As you’ll know by now, my journey through college started out in pretty much the same vain as what the typical freshman goes though, particularly with regards to the financial side of your so-called “best years”. Luckily I soon figured things out by way of the need to hone one’s financial management skills as well, even though it was perhaps mostly out of necessity.
How I wish I knew then what I know now. I wish my future self could go back to my freshman self with some advice that stems from the accumulation of my experiences between then and now. If that was at all possible, this is what would be contained in the letter to my freshman self:
Dear College Freshman
Since you’d be very lucky to find the sort of mentor who’d lay the beans bare for you to see unhindered, here are some pointers to try and live by from someone who really cares (your future self), which will act as a set of guidelines for how you should handle your finances.

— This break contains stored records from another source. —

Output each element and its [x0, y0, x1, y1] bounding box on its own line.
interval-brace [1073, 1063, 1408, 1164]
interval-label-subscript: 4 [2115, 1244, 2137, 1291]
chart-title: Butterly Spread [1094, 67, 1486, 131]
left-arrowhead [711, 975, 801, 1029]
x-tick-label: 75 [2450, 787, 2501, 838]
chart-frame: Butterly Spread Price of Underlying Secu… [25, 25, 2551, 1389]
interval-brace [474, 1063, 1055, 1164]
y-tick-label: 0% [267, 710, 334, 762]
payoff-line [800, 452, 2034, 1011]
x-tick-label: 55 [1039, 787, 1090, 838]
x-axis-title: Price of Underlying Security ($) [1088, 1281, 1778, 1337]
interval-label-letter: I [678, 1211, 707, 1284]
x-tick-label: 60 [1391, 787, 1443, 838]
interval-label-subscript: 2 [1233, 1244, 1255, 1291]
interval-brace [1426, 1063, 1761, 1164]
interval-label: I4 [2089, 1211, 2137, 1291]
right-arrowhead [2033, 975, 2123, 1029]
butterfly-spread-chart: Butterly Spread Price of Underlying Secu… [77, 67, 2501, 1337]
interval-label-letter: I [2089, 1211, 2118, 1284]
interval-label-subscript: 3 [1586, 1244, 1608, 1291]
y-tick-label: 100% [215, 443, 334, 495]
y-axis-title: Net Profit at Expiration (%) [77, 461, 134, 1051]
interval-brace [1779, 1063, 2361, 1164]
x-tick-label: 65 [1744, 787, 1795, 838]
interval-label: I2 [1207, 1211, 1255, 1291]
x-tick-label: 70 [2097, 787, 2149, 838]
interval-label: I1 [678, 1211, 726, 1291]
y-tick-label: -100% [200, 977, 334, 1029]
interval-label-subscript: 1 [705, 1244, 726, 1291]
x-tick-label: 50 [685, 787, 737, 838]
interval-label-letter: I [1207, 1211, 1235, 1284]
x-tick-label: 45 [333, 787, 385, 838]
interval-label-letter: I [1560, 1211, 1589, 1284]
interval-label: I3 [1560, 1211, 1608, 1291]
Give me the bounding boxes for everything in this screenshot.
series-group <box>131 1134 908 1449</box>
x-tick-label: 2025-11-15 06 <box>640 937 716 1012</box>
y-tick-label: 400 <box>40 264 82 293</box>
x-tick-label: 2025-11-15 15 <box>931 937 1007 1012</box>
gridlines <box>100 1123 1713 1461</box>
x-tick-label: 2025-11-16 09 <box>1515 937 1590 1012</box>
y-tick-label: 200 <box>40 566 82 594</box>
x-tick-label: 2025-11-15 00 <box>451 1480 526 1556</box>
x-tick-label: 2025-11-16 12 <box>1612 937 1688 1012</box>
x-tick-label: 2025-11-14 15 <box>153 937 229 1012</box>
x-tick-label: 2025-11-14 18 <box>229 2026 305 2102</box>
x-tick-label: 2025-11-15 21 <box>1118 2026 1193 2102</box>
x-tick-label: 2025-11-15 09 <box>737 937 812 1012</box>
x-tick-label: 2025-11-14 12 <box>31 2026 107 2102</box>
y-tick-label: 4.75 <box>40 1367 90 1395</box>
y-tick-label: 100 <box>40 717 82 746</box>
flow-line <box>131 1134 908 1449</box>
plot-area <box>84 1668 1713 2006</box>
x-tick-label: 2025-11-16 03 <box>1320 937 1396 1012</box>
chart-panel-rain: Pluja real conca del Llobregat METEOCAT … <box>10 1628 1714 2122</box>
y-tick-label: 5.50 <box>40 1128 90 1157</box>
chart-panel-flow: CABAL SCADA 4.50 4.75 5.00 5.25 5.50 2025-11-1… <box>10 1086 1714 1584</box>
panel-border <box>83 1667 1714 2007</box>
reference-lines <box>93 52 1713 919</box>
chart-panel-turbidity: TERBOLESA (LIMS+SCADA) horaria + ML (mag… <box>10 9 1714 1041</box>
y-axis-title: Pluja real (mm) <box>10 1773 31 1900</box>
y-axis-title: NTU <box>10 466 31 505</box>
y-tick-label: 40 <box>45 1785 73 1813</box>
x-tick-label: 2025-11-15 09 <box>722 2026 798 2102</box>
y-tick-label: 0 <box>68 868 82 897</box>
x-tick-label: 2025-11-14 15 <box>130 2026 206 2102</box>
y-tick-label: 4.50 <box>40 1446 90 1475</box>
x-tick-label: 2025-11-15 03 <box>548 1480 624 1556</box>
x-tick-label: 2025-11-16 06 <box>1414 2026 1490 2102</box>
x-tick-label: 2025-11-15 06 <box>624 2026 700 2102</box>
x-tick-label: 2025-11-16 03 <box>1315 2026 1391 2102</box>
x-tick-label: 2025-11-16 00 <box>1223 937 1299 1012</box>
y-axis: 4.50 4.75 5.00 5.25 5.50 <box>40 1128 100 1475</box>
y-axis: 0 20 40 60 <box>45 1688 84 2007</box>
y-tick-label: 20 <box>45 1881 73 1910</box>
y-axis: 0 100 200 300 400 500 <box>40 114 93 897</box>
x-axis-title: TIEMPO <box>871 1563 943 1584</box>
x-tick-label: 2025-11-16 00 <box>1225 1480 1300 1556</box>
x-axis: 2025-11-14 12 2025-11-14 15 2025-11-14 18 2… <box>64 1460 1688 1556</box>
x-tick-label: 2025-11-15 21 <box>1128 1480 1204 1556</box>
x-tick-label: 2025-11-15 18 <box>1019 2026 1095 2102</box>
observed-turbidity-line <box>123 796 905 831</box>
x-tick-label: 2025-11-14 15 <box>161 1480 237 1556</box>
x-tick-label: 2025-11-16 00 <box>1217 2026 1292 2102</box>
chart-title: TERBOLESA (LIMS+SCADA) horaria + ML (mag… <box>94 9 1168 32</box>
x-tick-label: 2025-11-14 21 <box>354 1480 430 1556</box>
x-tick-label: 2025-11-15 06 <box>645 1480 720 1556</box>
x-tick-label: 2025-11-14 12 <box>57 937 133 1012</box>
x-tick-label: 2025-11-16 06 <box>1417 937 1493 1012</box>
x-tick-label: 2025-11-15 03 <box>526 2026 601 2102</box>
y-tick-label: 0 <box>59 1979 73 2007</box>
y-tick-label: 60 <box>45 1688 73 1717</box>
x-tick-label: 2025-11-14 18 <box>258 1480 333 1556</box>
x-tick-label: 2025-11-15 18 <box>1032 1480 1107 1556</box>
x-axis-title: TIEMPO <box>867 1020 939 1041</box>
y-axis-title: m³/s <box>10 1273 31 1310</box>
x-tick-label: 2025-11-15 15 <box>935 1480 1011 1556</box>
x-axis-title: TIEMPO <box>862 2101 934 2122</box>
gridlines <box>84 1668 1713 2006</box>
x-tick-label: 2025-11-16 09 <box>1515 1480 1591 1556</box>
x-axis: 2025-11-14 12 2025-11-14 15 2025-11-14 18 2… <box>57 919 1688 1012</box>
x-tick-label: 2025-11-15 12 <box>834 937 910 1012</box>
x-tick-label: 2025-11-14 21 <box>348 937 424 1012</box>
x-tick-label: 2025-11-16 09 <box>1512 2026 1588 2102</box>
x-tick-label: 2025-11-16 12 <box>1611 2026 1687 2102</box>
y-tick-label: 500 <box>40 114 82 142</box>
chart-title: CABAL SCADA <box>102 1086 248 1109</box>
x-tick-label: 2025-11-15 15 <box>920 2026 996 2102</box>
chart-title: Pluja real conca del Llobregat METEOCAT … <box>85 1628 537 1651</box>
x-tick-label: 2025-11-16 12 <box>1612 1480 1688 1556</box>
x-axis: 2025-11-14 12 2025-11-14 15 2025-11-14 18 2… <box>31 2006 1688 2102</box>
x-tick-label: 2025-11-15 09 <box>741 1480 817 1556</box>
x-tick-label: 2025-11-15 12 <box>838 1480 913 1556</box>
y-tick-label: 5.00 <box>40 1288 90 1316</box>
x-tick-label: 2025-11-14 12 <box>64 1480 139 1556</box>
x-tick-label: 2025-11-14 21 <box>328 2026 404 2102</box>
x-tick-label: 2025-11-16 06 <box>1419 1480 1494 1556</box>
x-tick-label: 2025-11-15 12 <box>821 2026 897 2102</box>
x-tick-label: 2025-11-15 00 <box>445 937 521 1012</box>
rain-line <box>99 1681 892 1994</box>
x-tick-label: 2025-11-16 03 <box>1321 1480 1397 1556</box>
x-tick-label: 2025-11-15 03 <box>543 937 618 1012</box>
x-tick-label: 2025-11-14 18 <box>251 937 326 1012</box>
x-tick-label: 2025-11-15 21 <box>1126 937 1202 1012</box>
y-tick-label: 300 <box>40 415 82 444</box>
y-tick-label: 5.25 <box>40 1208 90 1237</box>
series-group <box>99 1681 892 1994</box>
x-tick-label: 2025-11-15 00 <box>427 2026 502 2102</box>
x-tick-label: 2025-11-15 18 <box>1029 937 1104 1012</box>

Honesty is the best policy
Classic cliché, yes, however it’s perhaps the best single piece of advice you’ll get. Be honest about your finances, especially to yourself. If you have a set budget to stick to in order to get through on the limited resources you likely have, stick to it and don’t give in to the trappings of instant gratification. If you can’t afford it, you’ll have to give it a miss.
The honesty should extend beyond your own personal space however because you never know who’s just waiting to help you out, perhaps with a nice job hook-up like earning some cash on the side as a guest-blogger in your field of study, or someone might know someone who has some information about a scholarship which would cover all your fees and help you avoid student debt…
Challenge the status quo
This is extremely important in that your delicate college years are the best years during which to develop a bit of resilience in you, which will help you fend off the advances of the marketing world in general. Ask yourself one one-word question, which is “Why?”
“Why do I need to join the male equivalent of the sorority group, especially if it means I have to pay a membership fee?” “Why should I sign up for this credit card which is so easily approved for students?”
These are the types of questions which will help you get through some of those periods of serious financial pressure, pressure which reveals itself to be really unnecessary as soon as you scrutinize it with the eye of someone who is non-partisan to any social and economic biases.
And finally, make full use of your status as a student
That little card you carry with your picture on it along with your particulars is a ticket to a lot of benefits which are exclusively available to students, which means you can get lots and lots of free stuff.